To wit, last night at the end of third, the Raptors got the ball back with about 47 seconds to go, a great 2-for-1 opportunity. But Pascal Siakam took it too early; even though he scored, he gave Chris Paul — another 2-for-1 assassin — the opportunity the other way. Paul missed the front side, but preserved the 2-for-1 by taking his shot with 29 seconds to go.
It looked like the Raptors ruined his plans, though, when Norman Powell hauled in Jeremy Lin’s miss with 11 seconds to go. But, showing a silly lack of awareness, Powell went right back to the hoop! He scored, so hard to complain, but he gave Houston the ball back with five seconds to go; Paul got a clean look at a three, but it rimmed out.
It’s hard to call a botched 2-for-1 a failure when it results in a 4-0 run, but still — Lowry would never have allowed Houston to even have the opportunity.
Fred VanVleet has proven an effective apprentice, so hopefully he’ll command those end-of-quarter situations when he gets back.
What to do with the Bench
I’m trying to adopt a “don’t worry, it’s the regular season, it’ll be fine” mentality here, but man oh man, did Toronto’s second unit look horrendous last night — while playing against one of the worst benches in the league.
Norman Powell’s play has been devolving into something similar to his play from last year. Perhaps the GoDaddy Curse has transferred back to him, now that C.J. Miles is in Memphis? Jeremy Lin has looked awful the past three games. Marc Gasol looked old and slow. OG Anunoby was fine — he did his best agaisnt Harden, but barely touched the ball on offense as Powell and Lin took all the shots.
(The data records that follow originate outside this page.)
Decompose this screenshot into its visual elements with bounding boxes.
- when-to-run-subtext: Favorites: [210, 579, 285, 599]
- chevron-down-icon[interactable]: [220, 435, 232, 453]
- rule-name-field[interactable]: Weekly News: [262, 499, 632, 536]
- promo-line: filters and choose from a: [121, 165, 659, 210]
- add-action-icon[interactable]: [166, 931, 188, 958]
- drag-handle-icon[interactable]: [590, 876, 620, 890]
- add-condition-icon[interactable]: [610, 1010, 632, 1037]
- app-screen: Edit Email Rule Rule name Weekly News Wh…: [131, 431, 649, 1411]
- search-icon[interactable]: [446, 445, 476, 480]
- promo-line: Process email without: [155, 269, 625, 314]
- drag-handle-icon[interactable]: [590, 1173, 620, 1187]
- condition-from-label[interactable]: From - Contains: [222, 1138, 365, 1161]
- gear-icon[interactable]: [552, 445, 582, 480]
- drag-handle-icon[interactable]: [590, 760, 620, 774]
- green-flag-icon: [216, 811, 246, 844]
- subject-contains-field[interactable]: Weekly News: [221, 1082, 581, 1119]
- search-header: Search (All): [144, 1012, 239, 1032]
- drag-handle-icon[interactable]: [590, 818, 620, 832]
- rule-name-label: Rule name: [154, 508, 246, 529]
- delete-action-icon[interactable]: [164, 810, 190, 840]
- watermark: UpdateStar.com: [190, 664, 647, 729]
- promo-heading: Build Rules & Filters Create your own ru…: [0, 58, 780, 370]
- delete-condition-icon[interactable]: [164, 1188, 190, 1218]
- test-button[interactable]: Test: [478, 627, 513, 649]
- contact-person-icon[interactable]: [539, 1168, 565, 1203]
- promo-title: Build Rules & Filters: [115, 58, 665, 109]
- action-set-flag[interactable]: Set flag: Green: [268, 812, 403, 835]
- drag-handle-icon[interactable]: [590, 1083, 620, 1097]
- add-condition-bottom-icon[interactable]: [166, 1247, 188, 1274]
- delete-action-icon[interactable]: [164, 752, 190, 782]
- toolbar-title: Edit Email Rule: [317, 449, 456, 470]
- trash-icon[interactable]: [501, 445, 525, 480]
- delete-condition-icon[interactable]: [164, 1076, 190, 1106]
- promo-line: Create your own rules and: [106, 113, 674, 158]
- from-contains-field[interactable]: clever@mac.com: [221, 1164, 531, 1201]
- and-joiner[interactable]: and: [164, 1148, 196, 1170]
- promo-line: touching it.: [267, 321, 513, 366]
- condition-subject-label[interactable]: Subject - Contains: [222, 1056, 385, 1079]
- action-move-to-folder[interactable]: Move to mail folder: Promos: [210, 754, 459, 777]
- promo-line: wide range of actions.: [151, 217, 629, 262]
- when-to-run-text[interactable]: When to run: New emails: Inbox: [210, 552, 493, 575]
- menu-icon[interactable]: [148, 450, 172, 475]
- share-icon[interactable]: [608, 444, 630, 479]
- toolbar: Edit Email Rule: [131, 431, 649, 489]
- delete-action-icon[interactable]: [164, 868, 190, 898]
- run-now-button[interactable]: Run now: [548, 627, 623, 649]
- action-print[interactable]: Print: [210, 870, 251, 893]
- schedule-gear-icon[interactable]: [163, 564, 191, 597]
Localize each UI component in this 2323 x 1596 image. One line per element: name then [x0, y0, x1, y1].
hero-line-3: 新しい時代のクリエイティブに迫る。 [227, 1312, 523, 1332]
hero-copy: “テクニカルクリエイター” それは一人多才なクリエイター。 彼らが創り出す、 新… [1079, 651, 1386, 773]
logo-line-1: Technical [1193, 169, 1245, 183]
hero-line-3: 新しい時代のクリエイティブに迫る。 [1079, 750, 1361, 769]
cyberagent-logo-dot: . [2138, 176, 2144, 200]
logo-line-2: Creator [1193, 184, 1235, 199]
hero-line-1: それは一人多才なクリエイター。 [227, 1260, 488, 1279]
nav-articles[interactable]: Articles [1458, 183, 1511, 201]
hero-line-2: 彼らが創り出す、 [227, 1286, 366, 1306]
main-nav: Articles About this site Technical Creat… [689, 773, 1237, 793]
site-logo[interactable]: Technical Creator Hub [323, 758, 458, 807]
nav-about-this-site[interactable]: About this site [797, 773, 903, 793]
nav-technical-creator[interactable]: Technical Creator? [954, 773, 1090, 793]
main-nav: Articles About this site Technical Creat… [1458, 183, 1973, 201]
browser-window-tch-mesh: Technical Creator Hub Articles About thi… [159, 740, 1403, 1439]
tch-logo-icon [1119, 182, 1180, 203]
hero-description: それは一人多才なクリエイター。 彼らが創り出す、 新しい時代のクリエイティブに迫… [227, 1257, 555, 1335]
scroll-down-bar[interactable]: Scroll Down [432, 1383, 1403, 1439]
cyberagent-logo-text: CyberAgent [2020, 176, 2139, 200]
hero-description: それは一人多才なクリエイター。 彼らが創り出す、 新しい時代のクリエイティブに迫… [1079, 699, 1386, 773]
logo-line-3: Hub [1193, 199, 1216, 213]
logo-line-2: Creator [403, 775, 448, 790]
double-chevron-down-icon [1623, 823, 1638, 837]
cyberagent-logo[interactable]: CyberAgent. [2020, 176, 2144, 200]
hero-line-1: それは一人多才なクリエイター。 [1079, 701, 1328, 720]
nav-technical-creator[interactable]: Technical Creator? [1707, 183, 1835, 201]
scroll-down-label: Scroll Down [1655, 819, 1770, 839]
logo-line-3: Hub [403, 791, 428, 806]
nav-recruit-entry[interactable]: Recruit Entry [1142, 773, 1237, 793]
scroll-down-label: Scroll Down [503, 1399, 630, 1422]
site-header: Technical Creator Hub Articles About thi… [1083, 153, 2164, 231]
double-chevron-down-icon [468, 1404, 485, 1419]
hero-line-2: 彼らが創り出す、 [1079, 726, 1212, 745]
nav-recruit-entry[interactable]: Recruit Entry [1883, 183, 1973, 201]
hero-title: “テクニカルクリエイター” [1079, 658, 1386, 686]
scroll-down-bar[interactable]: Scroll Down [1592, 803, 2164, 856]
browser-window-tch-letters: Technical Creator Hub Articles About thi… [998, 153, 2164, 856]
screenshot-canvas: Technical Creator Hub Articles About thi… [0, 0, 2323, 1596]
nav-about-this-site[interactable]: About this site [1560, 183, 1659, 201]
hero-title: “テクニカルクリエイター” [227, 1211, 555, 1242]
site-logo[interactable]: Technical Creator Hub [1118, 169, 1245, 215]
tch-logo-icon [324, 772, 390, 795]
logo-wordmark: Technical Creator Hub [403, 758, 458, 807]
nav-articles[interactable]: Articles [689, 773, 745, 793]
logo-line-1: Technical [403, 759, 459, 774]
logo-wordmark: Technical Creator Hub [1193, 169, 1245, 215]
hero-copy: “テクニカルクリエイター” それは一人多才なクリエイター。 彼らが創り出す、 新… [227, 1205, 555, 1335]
McCaw would be fine in short stints as an energy guy, but I think he’s playing too much right now.
Basically this comes down to two problems: 1) both Gasol and Ibaka need to play with Lowry and Leonard to be most effective; and 2) any lineup with Lin, Powell, McCaw and OG together just isn’t good enough.
The second one should, ideally sort itself out in the postseason; Fred VanVleet will be back, and and the playoff rotation should — hopefully — shorten to eight guys, meaning Lin, McCaw and Powell will play only a couple minutes a night each, just to get guys breathers at the start of quarters. (Assuming “mad scientist” Nick Nurse realizes that that’s how playoff rotations work.)
The first? Again, this might sort itself out as the bench shortens, and Lowry and Leonard play more minutes. (Assuming Leonard actually plays in all the playoff games, something I don’t have much confidence in.) But one of the bigs still has to start and one still has to come off the bench. I don’t envy Nurse having to figure that one out.
But he’ll have to. Something else Armstrong said on the broadcast last night that rings true: The Raptors have a tendency to show a “lack of tightness” at times, because they haven’t had the continuity in their rotations. And that confusion will bite them in the ass in the playoffs, because you can’t compete with focused teams that have an established identity and where everyone knows their roles.
The last two games have been rather messy, but the Raptors’ next six are all against opponents with (currently) .500 or worse records. It’s not all gonna be easy — four of those are on the road, there are two back-to-backs in there — but it’s a good opportunity for the Raptors to reset a few things before heading into the big home-and-home series against Oklahoma City on March 20 and 22.